How did I go my whole, Bette Davis-loving life without having seen this clip?!
It’s Bette Davis at the 1963 Cannes Film Festival, sans co-star Joan Crawford, for the festival screening of Whatever Happened to Baby Jane?. It’s worth putting into context: it was at the Cannes Film Festival where her eldest daughter B.D. met future husband Jeremy Hyman, whose influence over B.D. was cited by Bette as a reason for her daughter’s eventual betrayal. But don’t let that spoil anything, for this is Miss Davis at her absolute best: flamboyant yet humble, intelligent yet unpretentious, regal yet professional. She’s bursting with her trademark New England energy, but still manages to take us all to Old Hollywood with two of her most dramatic cigarette lightings EVER!

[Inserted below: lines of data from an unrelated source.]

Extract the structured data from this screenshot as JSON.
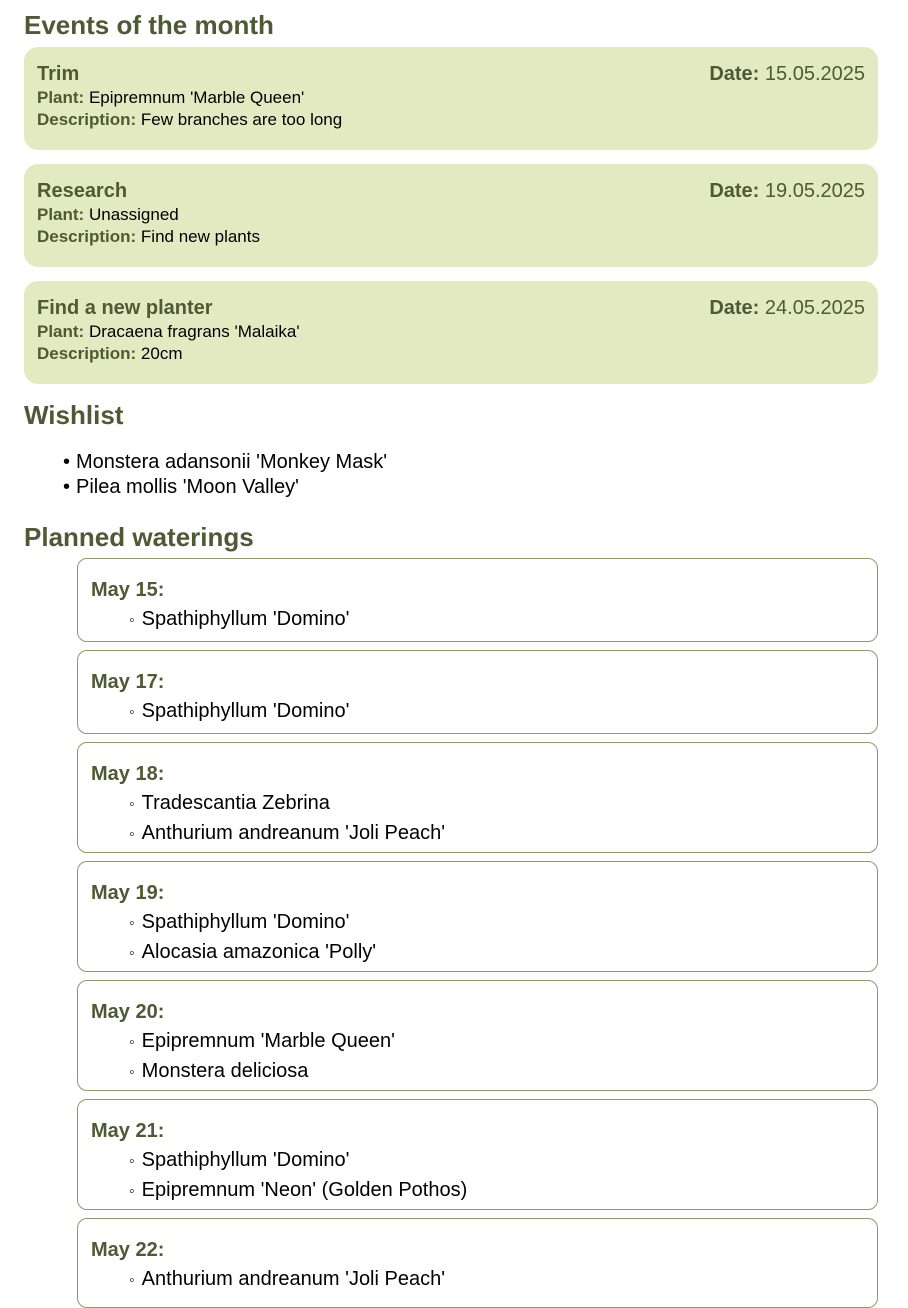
{
  "events_section": {
    "title": "Events of the month",
    "date_label": "Date:",
    "plant_label": "Plant:",
    "description_label": "Description:",
    "events": [
      {
        "name": "Trim",
        "date": "15.05.2025",
        "plant": "Epipremnum 'Marble Queen'",
        "description": "Few branches are too long"
      },
      {
        "name": "Research",
        "date": "19.05.2025",
        "plant": "Unassigned",
        "description": "Find new plants"
      },
      {
        "name": "Find a new planter",
        "date": "24.05.2025",
        "plant": "Dracaena fragrans 'Malaika'",
        "description": "20cm"
      }
    ]
  },
  "wishlist": {
    "title": "Wishlist",
    "items": [
      "Monstera adansonii 'Monkey Mask'",
      "Pilea mollis 'Moon Valley'"
    ]
  },
  "waterings": {
    "title": "Planned waterings",
    "days": [
      {
        "date": "May 15:",
        "plants": [
          "Spathiphyllum 'Domino'"
        ]
      },
      {
        "date": "May 17:",
        "plants": [
          "Spathiphyllum 'Domino'"
        ]
      },
      {
        "date": "May 18:",
        "plants": [
          "Tradescantia Zebrina",
          "Anthurium andreanum 'Joli Peach'"
        ]
      },
      {
        "date": "May 19:",
        "plants": [
          "Spathiphyllum 'Domino'",
          "Alocasia amazonica 'Polly'"
        ]
      },
      {
        "date": "May 20:",
        "plants": [
          "Epipremnum 'Marble Queen'",
          "Monstera deliciosa"
        ]
      },
      {
        "date": "May 21:",
        "plants": [
          "Spathiphyllum 'Domino'",
          "Epipremnum 'Neon' (Golden Pothos)"
        ]
      },
      {
        "date": "May 22:",
        "plants": [
          "Anthurium andreanum 'Joli Peach'"
        ]
      }
    ]
  }
}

Bette Davis was of French and English/Welsh descent, and she seemed to credit her (maternal) French ancestry with her passionate, romantic side in her trio of autobiographies. No doubt she gave much credit to her French side for her great appreciation of the arts, and in 1986 she was awarded by the French Minister of Culture for her contribution to the art of cinema. On May 22nd of that year, she brought her medal to The Tonight Show for her first sit-down with Johnny Carson since a catastrophic string of ailments coincided with her 75th birthday: a double mastectomy, a stroke, a broken hip, and, most devastating of all, the publication of a vicious tell-all-lies book by her beloved (and evil?) daughter, B.D. Hyman. Although she never let go of the pain of what her (yes, evil) daughter did to her, she wrote in her bestselling 1987 memoir This ‘N That that she was “having a ball” with Johnny Carson on this night. And boy do we have a ball watching her! (The interview is divided over several clips, but at 1:58 you'll see the award—and how honored she was to receive it!)
This was the era when I first fell in love with Bette Davis. She had a grand resurgence in the 1980s due to her films, her book, her talk show appearances, and, most especially, the famous indomitability on display in the wake of public heartbreak. I loved Bette Davis before I loved Madonna, and I’m not gonna lie—Madonna is a VERY close second, but this slice of TV heaven speaks to why Miss Davis will always get my vote for THE greatest star of all.
Bette Davis at the 1963 Cannes Film Festival (via Google Images)
Bette Davis’s powerful relationship with France came to a profoundly sad yet beautiful end when she died in an American hospital in France on October 6th, 1989. She ultimately succumbed to the reemergence of breast cancer, which had also been the cause of death of her mother and sister. No one knew when eighty year old Bette was in the final days of her life except for she and her doctors. This is pretty shocking in theory, yet easily believed when one watches this 1988 clip, supposedly the last TV interview that Miss Davis ever gave for French television. Despite the dubbing, her distinctly recognizable voice is as strong and commanding as ever while she promotes the French paperback edition of This ‘N That. Despite her ongoing battle, and even after her massive stroke, Miss Davis remained as witty and intelligent as ever. But I think that the REAL shocker in this interview is that Bette, one of Hollywood’s most ardent lifelong Democrats, cast her last ballot for George H.W. Bush! We’ll never get to know what she thought of his lone term, but my respect for “Bush 1” went up when I learned he had been good enough for my beloved Bette.